Robert Zemeckis nunca se contentou com pouco. Não que seus filmes fossem sempre narrativamente inventivos ou tivessem tramas complexas que exigissem a completa dedicação do espectador – de fato, alguns de seus longas mais adorados são extremamente objetivos. Está aí: Zemeckis jamais reduziu-se a palavras. Em suas obras, sempre é possível notar uma proposta visual fortíssima, vibrante, elétrica – um trabalho cuidadoso voltado para encantar seu público. Zemeckis pode não ser um dos maiores cineastas, mas, na maior parte de sua carreira, soube muito bem como maravilhar seu público e fazer todos saírem de uma sessão com um brilho muito específico nos olhos – seja de empolgação, seja de espanto.
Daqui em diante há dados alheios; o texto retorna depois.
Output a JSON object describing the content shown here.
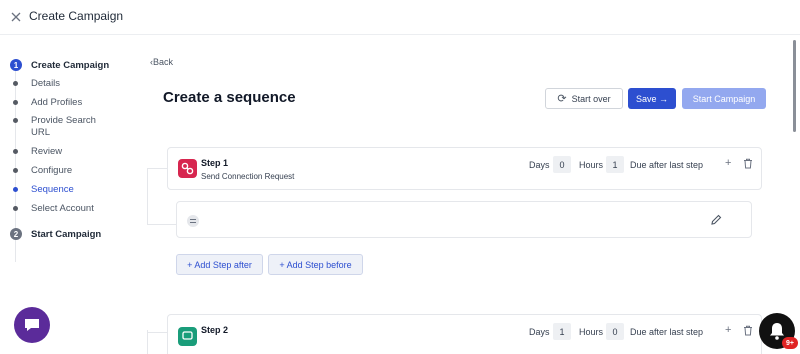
{
  "window": {
    "title": "Create Campaign"
  },
  "sidebar": {
    "steps": [
      {
        "number": "1",
        "label": "Create Campaign"
      },
      {
        "number": "2",
        "label": "Start Campaign"
      }
    ],
    "substeps": [
      {
        "label": "Details"
      },
      {
        "label": "Add Profiles"
      },
      {
        "label": "Provide Search URL"
      },
      {
        "label": "Review"
      },
      {
        "label": "Configure"
      },
      {
        "label": "Sequence",
        "active": true
      },
      {
        "label": "Select Account"
      }
    ]
  },
  "header": {
    "back": "Back",
    "title": "Create a sequence",
    "start_over": "Start over",
    "save": "Save →",
    "start_campaign": "Start Campaign"
  },
  "sequence": {
    "steps": [
      {
        "name": "Step 1",
        "action": "Send Connection Request",
        "days_label": "Days",
        "days": "0",
        "hours_label": "Hours",
        "hours": "1",
        "due": "Due after last step",
        "icon": "link-icon"
      },
      {
        "name": "Step 2",
        "action": "",
        "days_label": "Days",
        "days": "1",
        "hours_label": "Hours",
        "hours": "0",
        "due": "Due after last step",
        "icon": "message-icon"
      }
    ],
    "add_after": "+ Add Step after",
    "add_before": "+ Add Step before"
  },
  "notifications": {
    "badge": "9+"
  },
  "colors": {
    "accent": "#2d4fd0",
    "step1_icon": "#d7264f",
    "step2_icon": "#1a9d7a",
    "chat": "#5b2b9a",
    "badge": "#e02424"
  }
}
Independentemente disso, é difícil não se admirar com um de seus filmes, ainda que, nos últimos anos, sua produção tenha se tornado menos relevante, com animações inofensivas e o mediano O Voo. É por isto que A Travessia é um bem-vindo retorno à forma para o cineasta, que precisava desesperadamente voltar a realizar um feito tão prazeroso e descompromissado – e de tanto sucesso. The Walk conta a história real do equilibrista Philippe Petit (Joseph Gordon-Levitt), famoso por atravessar as Torres Gêmeas usando apenas um cabo. Mesmo sem ter autorização legal para a arriscada aventura, ele reuniu um grupo de assistentes internacionais e contou com a ajuda de um mentor para bolar o plano, que sofreu diversos obstáculos até poder ser finalmente executado. A travessia ocorreu na ilegalidade em 7 de agosto de 1974 e ganhou destaque no mundo inteiro.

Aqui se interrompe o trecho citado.